In a complaint filed Tuesday, a non-profit organization and a pastor from the South Bronx sued N.Y. AG Letitia James, alleging that New York’s rules governing the unauthorized practice of law (“UPL”) prevent them from advising low income clients facing debt collection lawsuits, in violation of their First and Fourteenth Amendment Rights. The non-profit organization plans to train non-lawyers to provide “reliable, free, straightforward, and narrowly circumscribed” advice to low income New Yorkers facing debt collection lawsuits “on a strictly non-commercial basis to ensure that defendants can understand their rights and respond to the debt collection lawsuits against them.” However, New York’s UPL rules make it a crime and civilly sanctionable to engage in, solicit, or aid in the provision of legal advice by non-lawyers.

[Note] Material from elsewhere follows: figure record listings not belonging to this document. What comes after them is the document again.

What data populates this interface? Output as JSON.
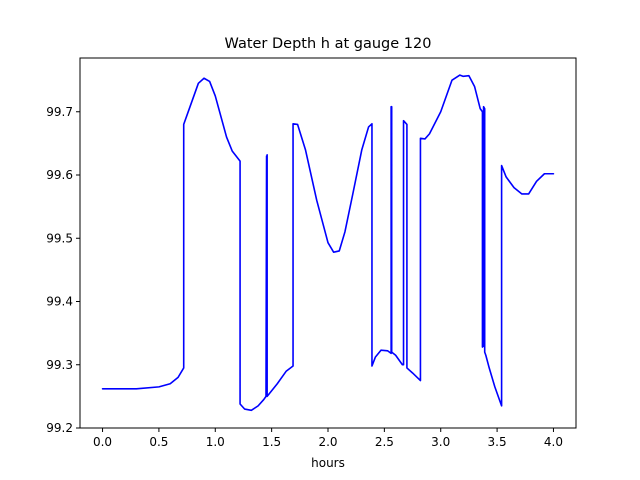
{
  "chart_data": {
    "type": "line",
    "title": "Water Depth h at gauge 120",
    "xlabel": "hours",
    "ylabel": "",
    "xlim": [
      -0.2,
      4.2
    ],
    "ylim": [
      99.2,
      99.785
    ],
    "xticks": [
      "0.0",
      "0.5",
      "1.0",
      "1.5",
      "2.0",
      "2.5",
      "3.0",
      "3.5",
      "4.0"
    ],
    "yticks": [
      "99.2",
      "99.3",
      "99.4",
      "99.5",
      "99.6",
      "99.7"
    ],
    "grid": false,
    "legend": "none",
    "series": [
      {
        "color": "#0000ff",
        "x": [
          0.0,
          0.3,
          0.5,
          0.6,
          0.67,
          0.72,
          0.72,
          0.78,
          0.85,
          0.9,
          0.95,
          1.0,
          1.1,
          1.15,
          1.22,
          1.22,
          1.26,
          1.32,
          1.38,
          1.43,
          1.45,
          1.455,
          1.455,
          1.46,
          1.46,
          1.55,
          1.63,
          1.69,
          1.69,
          1.73,
          1.8,
          1.9,
          2.0,
          2.05,
          2.1,
          2.15,
          2.22,
          2.3,
          2.36,
          2.39,
          2.39,
          2.42,
          2.47,
          2.53,
          2.56,
          2.56,
          2.565,
          2.565,
          2.6,
          2.66,
          2.67,
          2.67,
          2.7,
          2.7,
          2.75,
          2.82,
          2.82,
          2.86,
          2.9,
          3.0,
          3.1,
          3.17,
          3.2,
          3.25,
          3.3,
          3.35,
          3.37,
          3.37,
          3.38,
          3.38,
          3.39,
          3.39,
          3.4,
          3.43,
          3.48,
          3.54,
          3.54,
          3.58,
          3.65,
          3.72,
          3.78,
          3.85,
          3.92,
          4.0
        ],
        "y": [
          99.262,
          99.262,
          99.265,
          99.27,
          99.28,
          99.295,
          99.68,
          99.71,
          99.745,
          99.753,
          99.748,
          99.725,
          99.66,
          99.638,
          99.622,
          99.238,
          99.23,
          99.228,
          99.235,
          99.245,
          99.25,
          99.63,
          99.25,
          99.632,
          99.25,
          99.27,
          99.29,
          99.298,
          99.681,
          99.68,
          99.64,
          99.56,
          99.493,
          99.478,
          99.48,
          99.51,
          99.57,
          99.64,
          99.676,
          99.681,
          99.298,
          99.312,
          99.323,
          99.322,
          99.318,
          99.708,
          99.708,
          99.32,
          99.315,
          99.3,
          99.3,
          99.686,
          99.68,
          99.295,
          99.287,
          99.275,
          99.658,
          99.657,
          99.665,
          99.7,
          99.75,
          99.758,
          99.756,
          99.757,
          99.74,
          99.705,
          99.7,
          99.328,
          99.33,
          99.708,
          99.705,
          99.32,
          99.315,
          99.295,
          99.265,
          99.235,
          99.615,
          99.597,
          99.58,
          99.57,
          99.57,
          99.59,
          99.602,
          99.602
        ]
      }
    ]
  }
}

The complaint alleges that “applying New York’s UPL rules to bar Plaintiffs’ advocacy and expressive association violates Plaintiffs’ rights under the First and Fourteenth Amendments of the United States Constitution.” Plaintiffs allege New York’s UPL rules “punish Plaintiffs’ truthful, noncommercial, and non-misleading speech on the basis of its content” in violation of the First Amendment, and further violate their Fourteenth Amendment rights by preventing them from “associating to engage in collective activity for the purposes of expressing their personal beliefs in access to justice and ensuring that low-income New Yorkers can access their rights to be heard in court.”
The complaint seeks a declaration that “application of New York’s UPL rules to Plaintiffs’ truthful, nonmisleading, and good faith legal advice provided through the American Justice Movement would violate Plaintiffs’ protected rights under the First and Fourteenth Amendments of the United States Constitution,” as well as a preliminary and permanent injunction to prevent the NYAG and any other state agency from taking action to interfere with Plaintiffs’ intended activities.
The case is pending before Judge Crotty. The New York Times and Reuters have covered the suit.